In a statement posted on his Web site late Thursday, Karroubi said he received testimonies from prisoners who recounted their own torture while in detention and from detainees who said they saw others being brutally tortured, some to death.

Karroubi slammed Larijani's speedy denial of the rape allegations, saying no probe could have been completed that fast. He also vowed he won't remain silent over the "medieval torture and corruption" in Iran's prisons.

"Insults and criticism won't make me silent. I'll defend the rights of the people as long as I'm alive and you can't stop my tongue, hand and pen," said Karroubi, leader of the reformist National Confidence Party.

Reformists blame Ahmadinejad and his interior minister for the scandal, saying abuse at Kahrizak abuse has been like Iraq's notorious Abu Ghraib prison, where scenes of U.S. jailers mistreating Iraqi prisoners outraged the Islamic world.

Mousavi has said the abuse shows the need for "deep change" in the country.
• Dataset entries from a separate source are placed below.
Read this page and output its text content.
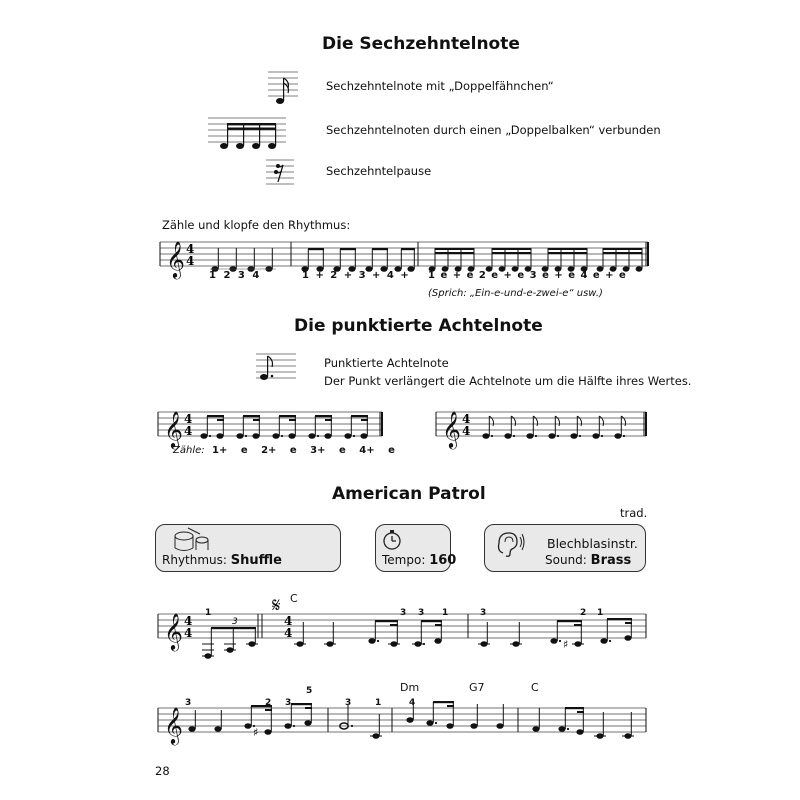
Die Sechzehntelnote
Sechzehntelnote mit „Doppelfähnchen“
Sechzehntelnoten durch einen „Doppelbalken“ verbunden
Sechzehntelpause
Zähle und klopfe den Rhythmus:
𝄞 4
4
1 2 3 4	1 + 2 + 3 + 4 + 1 e + e 2 e + e 3 e + e 4 e + e
(Sprich: „Ein-e-und-e-zwei-e“ usw.)
Die punktierte Achtelnote
Punktierte Achtelnote
Der Punkt verlängert die Achtelnote um die Hälfte ihres Wertes.
𝄞 4
4
Zähle: 1+ e 2+ e 3+ e 4+ e
𝄞 4
4
American Patrol
trad.
Rhythmus: Shuffle	Tempo: 160
Blechblasinstr.
Sound: Brass
𝄞 4
4
𝄋
4
4
3
♯
1	3 3 1	3	2 1
C
𝄞	♯
3	2 3
5
3	1	4
Dm	G7	C
28
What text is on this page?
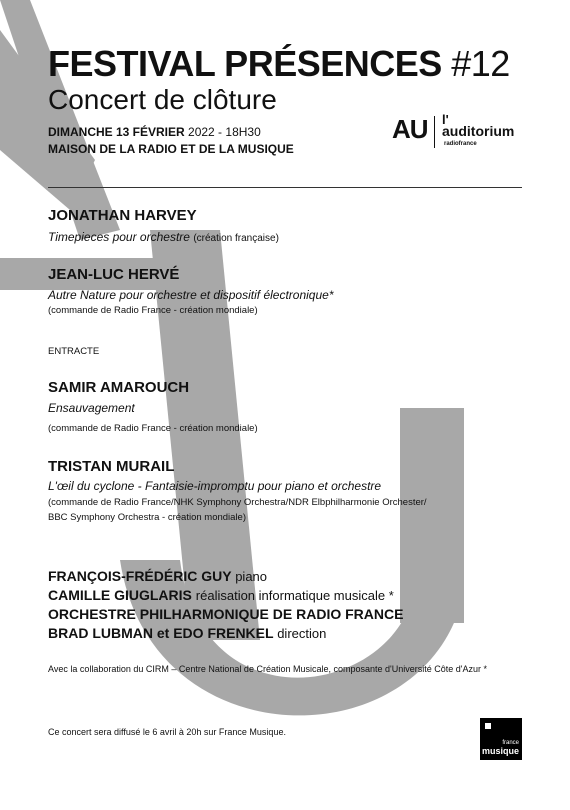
FESTIVAL PRÉSENCES #12
Concert de clôture
DIMANCHE 13 FÉVRIER 2022 - 18H30
MAISON DE LA RADIO ET DE LA MUSIQUE
AU l'
auditorium
radiofrance
JONATHAN HARVEY
Timepieces pour orchestre (création française)
JEAN-LUC HERVÉ
Autre Nature pour orchestre et dispositif électronique*
(commande de Radio France - création mondiale)
ENTRACTE
SAMIR AMAROUCH
Ensauvagement
(commande de Radio France - création mondiale)
TRISTAN MURAIL
L'œil du cyclone - Fantaisie-impromptu pour piano et orchestre
(commande de Radio France/NHK Symphony Orchestra/NDR Elbphilharmonie Orchester/
BBC Symphony Orchestra - création mondiale)
FRANÇOIS-FRÉDÉRIC GUY piano
CAMILLE GIUGLARIS réalisation informatique musicale *
ORCHESTRE PHILHARMONIQUE DE RADIO FRANCE
BRAD LUBMAN et EDO FRENKEL direction
Avec la collaboration du CIRM – Centre National de Création Musicale, composante d'Université Côte d'Azur *
Ce concert sera diffusé le 6 avril à 20h sur France Musique.
france
musique
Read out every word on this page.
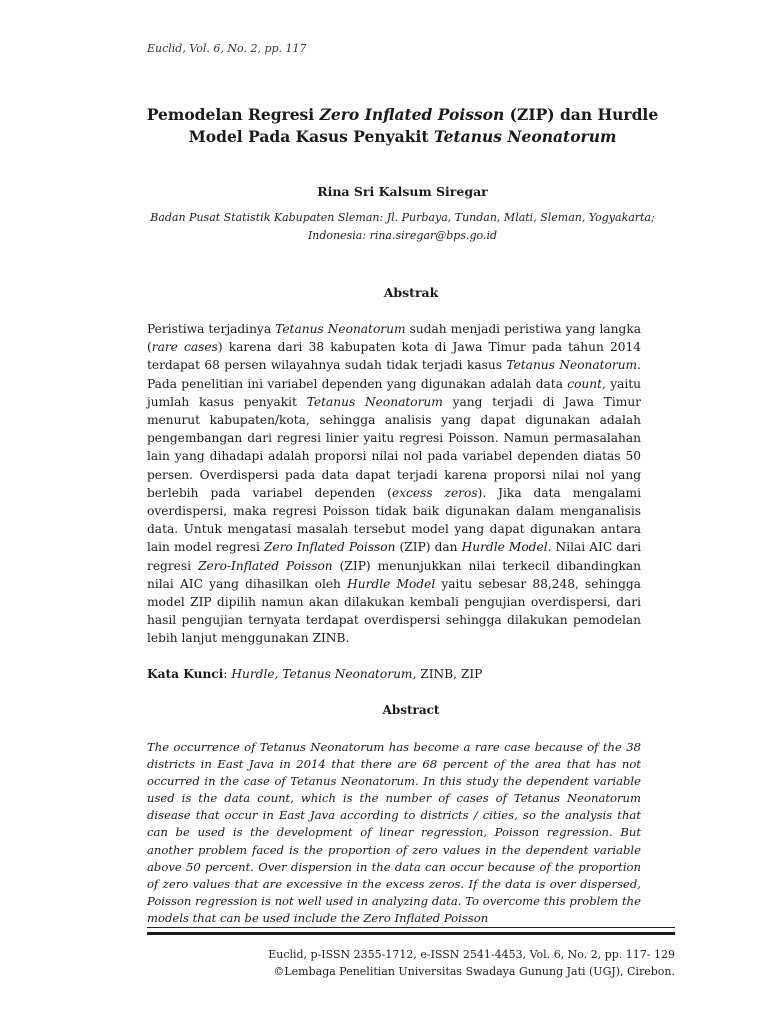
Euclid, Vol. 6, No. 2, pp. 117
Pemodelan Regresi Zero Inflated Poisson (ZIP) dan Hurdle
Model Pada Kasus Penyakit Tetanus Neonatorum
Rina Sri Kalsum Siregar
Badan Pusat Statistik Kabupaten Sleman: Jl. Purbaya, Tundan, Mlati, Sleman, Yogyakarta;
Indonesia: rina.siregar@bps.go.id
Abstrak
Peristiwa terjadinya Tetanus Neonatorum sudah menjadi peristiwa yang langka (rare cases) karena dari 38 kabupaten kota di Jawa Timur pada tahun 2014 terdapat 68 persen wilayahnya sudah tidak terjadi kasus Tetanus Neonatorum. Pada penelitian ini variabel dependen yang digunakan adalah data count, yaitu jumlah kasus penyakit Tetanus Neonatorum yang terjadi di Jawa Timur menurut kabupaten/kota, sehingga analisis yang dapat digunakan adalah pengembangan dari regresi linier yaitu regresi Poisson. Namun permasalahan lain yang dihadapi adalah proporsi nilai nol pada variabel dependen diatas 50 persen. Overdispersi pada data dapat terjadi karena proporsi nilai nol yang berlebih pada variabel dependen (excess zeros). Jika data mengalami overdispersi, maka regresi Poisson tidak baik digunakan dalam menganalisis data. Untuk mengatasi masalah tersebut model yang dapat digunakan antara lain model regresi Zero Inflated Poisson (ZIP) dan Hurdle Model. Nilai AIC dari regresi Zero-Inflated Poisson (ZIP) menunjukkan nilai terkecil dibandingkan nilai AIC yang dihasilkan oleh Hurdle Model yaitu sebesar 88,248, sehingga model ZIP dipilih namun akan dilakukan kembali pengujian overdispersi, dari hasil pengujian ternyata terdapat overdispersi sehingga dilakukan pemodelan lebih lanjut menggunakan ZINB.
Kata Kunci: Hurdle, Tetanus Neonatorum, ZINB, ZIP
Abstract
The occurrence of Tetanus Neonatorum has become a rare case because of the 38 districts in East Java in 2014 that there are 68 percent of the area that has not occurred in the case of Tetanus Neonatorum. In this study the dependent variable used is the data count, which is the number of cases of Tetanus Neonatorum disease that occur in East Java according to districts / cities, so the analysis that can be used is the development of linear regression, Poisson regression. But another problem faced is the proportion of zero values in the dependent variable above 50 percent. Over dispersion in the data can occur because of the proportion of zero values that are excessive in the excess zeros. If the data is over dispersed, Poisson regression is not well used in analyzing data. To overcome this problem the models that can be used include the Zero Inflated Poisson
Euclid, p-ISSN 2355-1712, e-ISSN 2541-4453, Vol. 6, No. 2, pp. 117- 129
©Lembaga Penelitian Universitas Swadaya Gunung Jati (UGJ), Cirebon.
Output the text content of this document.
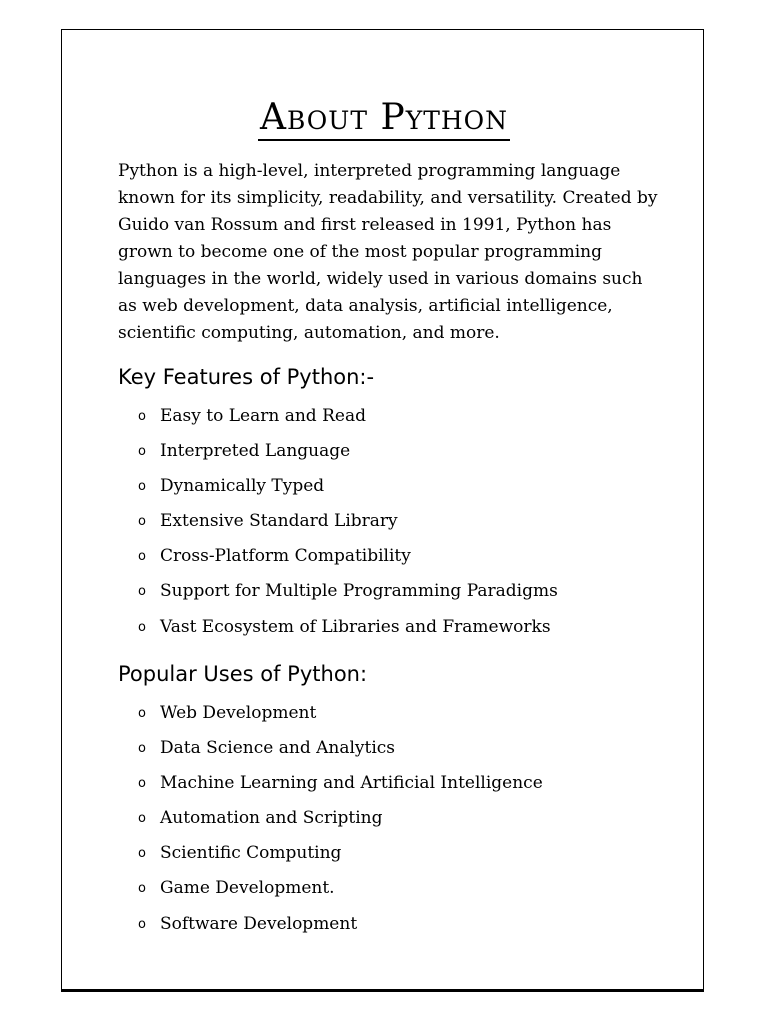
About Python

Python is a high-level, interpreted programming language known for its simplicity, readability, and versatility. Created by Guido van Rossum and first released in 1991, Python has grown to become one of the most popular programming languages in the world, widely used in various domains such as web development, data analysis, artificial intelligence, scientific computing, automation, and more.

Key Features of Python:-
o Easy to Learn and Read
o Interpreted Language
o Dynamically Typed
o Extensive Standard Library
o Cross-Platform Compatibility
o Support for Multiple Programming Paradigms
o Vast Ecosystem of Libraries and Frameworks
Popular Uses of Python:
o Web Development
o Data Science and Analytics
o Machine Learning and Artificial Intelligence
o Automation and Scripting
o Scientific Computing
o Game Development.
o Software Development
Manfred Nowak, an independent investigator appointed by the U.N. Human Rights Council in Geneva, said Thursday he has received credible claims that Iranian protesters detained after the election were abused in prison.

Exterminator

"I truly believe that these complaints will stand up to scrutiny," he told The Associated Press.

The alleged abuses include holding people incommunicado and extracting confessions through torture, Nowak said.